Tout le monde sait que c’est l’Algérie est partie prenante au conflit puisque c’est elle qui tire les ficelles de la marionnette Polisario. Ce n’est pas en feignant d’ignorer cette réalité que l’on parviendra à un règlement politique. Il serait utile que Christopher Ross obtienne qu’Alger se décide à trouver une solution politique et durable de ce conflit. Mais, je doute que Christopher Ross ait l’intention de faire pression sur Alger en ce sens. Pourtant c’est là qu’est la clé. Cela l’est d’autant plus que la manœuvre visant à déplacer le problème sur de prétendus atteintes aux droits de l’homme est en train de faire long feu dans la mesure où la communauté internationale, y compris les Nations Unies, est bien obligée de constater les efforts du Maroc en matière de promotion des droits de l’homme et particulièrement les résultats de l’action du Conseil National des Droits de l’Homme. On ne peut pas en dire autant du côté des camps de Tindouf où la situation en matière de droits de l’homme est désastreuse. Il faut donc arrêter de jeter de la poudre aux yeux et traiter sérieusement un problème qui est politique et géopolitique ; un problème dont la seule solution sérieuse et crédible est le plan d’autonomie proposé par le Maroc.
Christopher Ross a également visité la Mauritanie où est réfugié Mustapha Salma, ancien cadre de la police du Polisario, à qui il est interdit de rejoindre sa famille dans les camps de Tindouf pour avoir dénoncé la dictature du Polisario, qu’en est-il de cette affaire ?
A Smara, en territoire marocain, le frère de Mustapha Salma Ould Sidi Mouloud a interpelé Christopher Ross sur le cas de la situation de son frère qui est maintenu, loin des siens, sous une tente, devant les bureaux du HCR à Nouakchott.
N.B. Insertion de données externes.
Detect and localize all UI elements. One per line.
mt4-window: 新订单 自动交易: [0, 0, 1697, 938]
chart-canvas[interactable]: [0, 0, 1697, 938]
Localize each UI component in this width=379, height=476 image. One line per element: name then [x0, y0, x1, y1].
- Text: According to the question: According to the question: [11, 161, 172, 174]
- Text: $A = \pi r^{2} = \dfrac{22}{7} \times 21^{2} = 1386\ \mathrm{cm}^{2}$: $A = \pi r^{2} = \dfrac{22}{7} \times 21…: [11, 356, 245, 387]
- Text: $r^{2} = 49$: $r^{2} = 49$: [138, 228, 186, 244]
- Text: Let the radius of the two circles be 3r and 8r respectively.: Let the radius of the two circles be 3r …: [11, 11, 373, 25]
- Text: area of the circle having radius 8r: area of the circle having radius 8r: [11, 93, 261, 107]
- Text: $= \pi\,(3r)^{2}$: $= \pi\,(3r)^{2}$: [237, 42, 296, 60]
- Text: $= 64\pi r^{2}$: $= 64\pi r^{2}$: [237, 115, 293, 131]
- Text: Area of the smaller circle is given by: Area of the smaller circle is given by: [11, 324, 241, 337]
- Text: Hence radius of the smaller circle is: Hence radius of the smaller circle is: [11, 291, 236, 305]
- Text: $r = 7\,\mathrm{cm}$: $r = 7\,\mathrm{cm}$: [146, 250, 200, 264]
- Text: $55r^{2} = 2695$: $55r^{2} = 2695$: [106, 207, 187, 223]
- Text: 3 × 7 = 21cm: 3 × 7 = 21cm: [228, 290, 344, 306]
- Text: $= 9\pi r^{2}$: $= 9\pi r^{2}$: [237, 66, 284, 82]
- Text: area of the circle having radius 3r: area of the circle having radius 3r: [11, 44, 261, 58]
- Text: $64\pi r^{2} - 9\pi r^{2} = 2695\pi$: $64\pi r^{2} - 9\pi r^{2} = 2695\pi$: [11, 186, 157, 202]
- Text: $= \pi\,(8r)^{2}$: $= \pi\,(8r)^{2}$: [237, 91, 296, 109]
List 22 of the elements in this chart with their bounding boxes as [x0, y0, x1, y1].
Il ne peut rejoindre sa famille parce qu’il a simplement déclaré qu’il fallait examiner avec soin le plan d’autonomie proposé par le Maroc pour trouver une solution au conflit. Cette affaire qui avait d’ailleurs provoqué l’intervention d’un groupe de juristes français en faveur de l’intéressé, en 2010, donne une idée de l’absence totale de liberté d’expression qui règne du côté de Tindouf où les droits démocratiques les plus élémentaires sont ignorés.
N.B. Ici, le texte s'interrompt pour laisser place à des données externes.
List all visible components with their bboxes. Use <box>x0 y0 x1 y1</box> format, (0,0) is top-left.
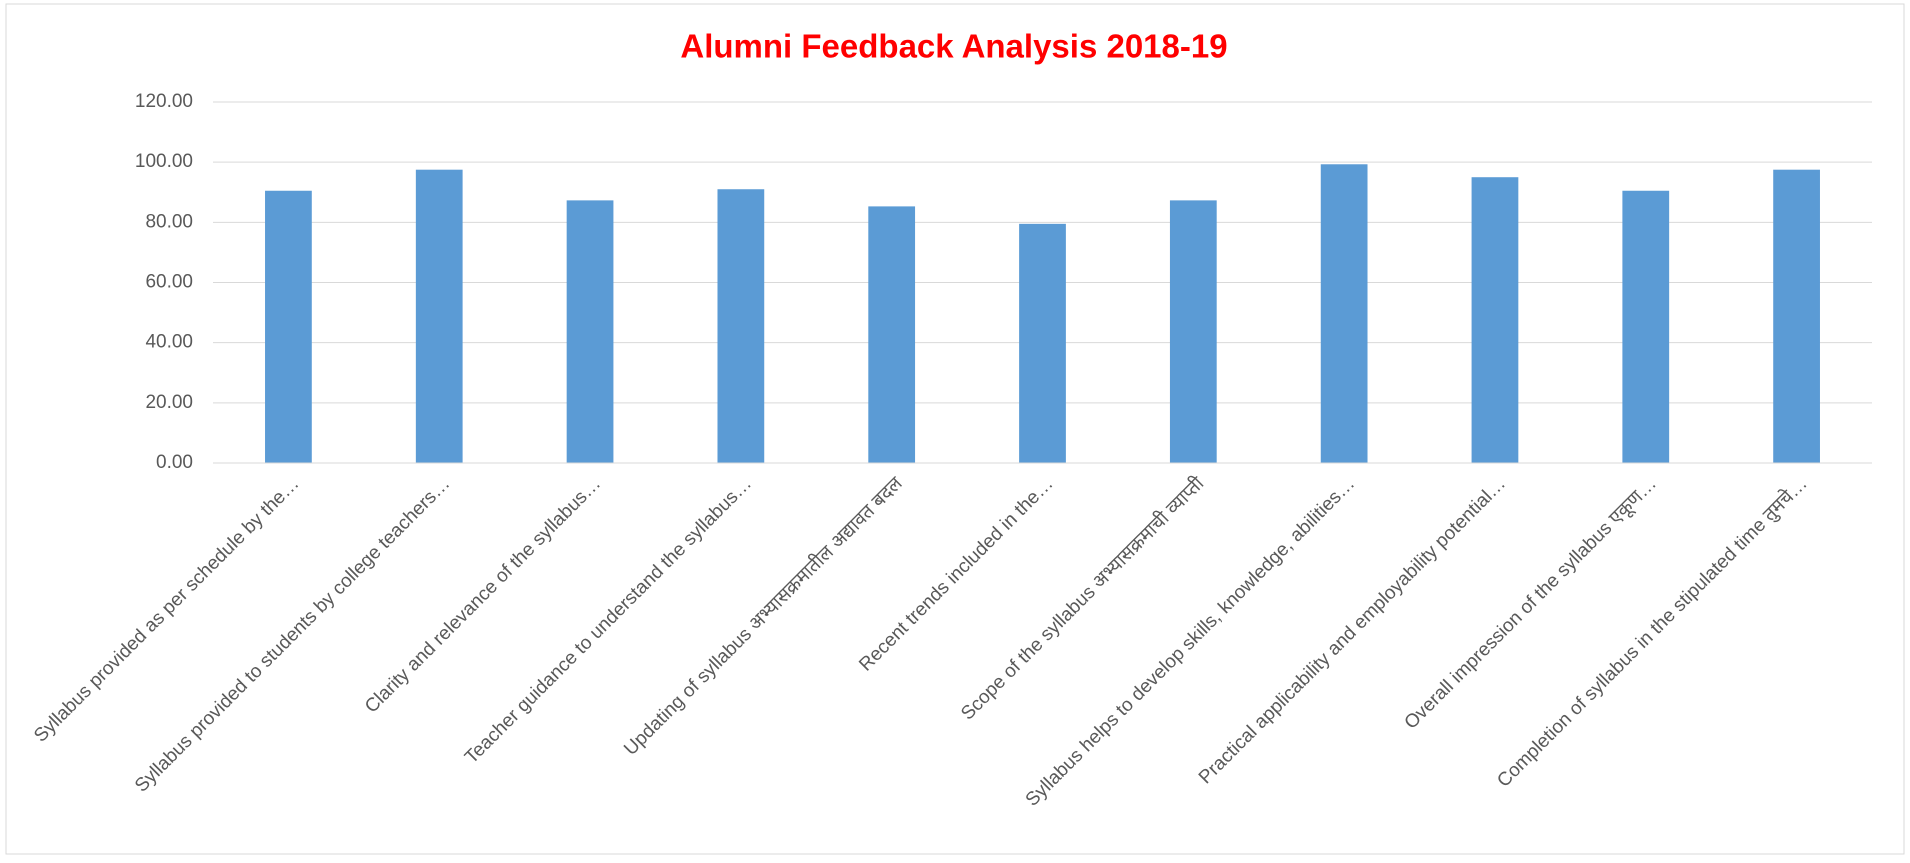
bar <box>1622 190 1670 463</box>
bar <box>868 206 916 463</box>
y-tick-label: 100.00 <box>135 151 193 172</box>
y-tick-label: 40.00 <box>145 332 193 353</box>
bar <box>1019 223 1066 463</box>
bar <box>415 169 463 463</box>
bar <box>1773 169 1820 463</box>
bar <box>566 200 614 463</box>
y-tick-label: 120.00 <box>135 91 193 112</box>
bar <box>1320 164 1368 463</box>
chart-title: Alumni Feedback Analysis 2018-19 <box>680 28 1227 65</box>
y-tick-label: 60.00 <box>145 272 193 293</box>
y-tick-label: 20.00 <box>145 392 193 413</box>
bar <box>717 189 765 463</box>
y-tick-label: 0.00 <box>156 452 193 473</box>
bar <box>1471 177 1519 464</box>
y-tick-label: 80.00 <box>145 211 193 232</box>
bar <box>265 190 312 463</box>
chart-border <box>5 3 1905 855</box>
bar <box>1169 200 1217 463</box>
Je n’ai aucune information sur la suite donnée par M. Ross à l’appel du frère de Mustapha Salma. Par-delà, ce cas précis, il devrait également s’intéresser au droit des populations placées sous le contrôle du Polisario à Tindouf, à l’information, à la liberté d’expression, et, aussi, à un recensement sérieux et impartial. Il devrait en outre s’intéresser au sort de ces populations qui ne reçoivent qu’une infirme partie de l’aide de la Croix Rouge et sont privées de tout. Il serait intéressant d’avoir des statistiques sur le nombre des victimes de la malnutrition, des maladies graves, de l’absence de soins pour les femmes enceintes et les nourrissons… En fin de compte, ce qu’il faudrait c’est que ceux qui entendent s’occuper du dossier ne voient pas toujours les choses avec un regard biaisé ou partiel, pour ne pas dire partial.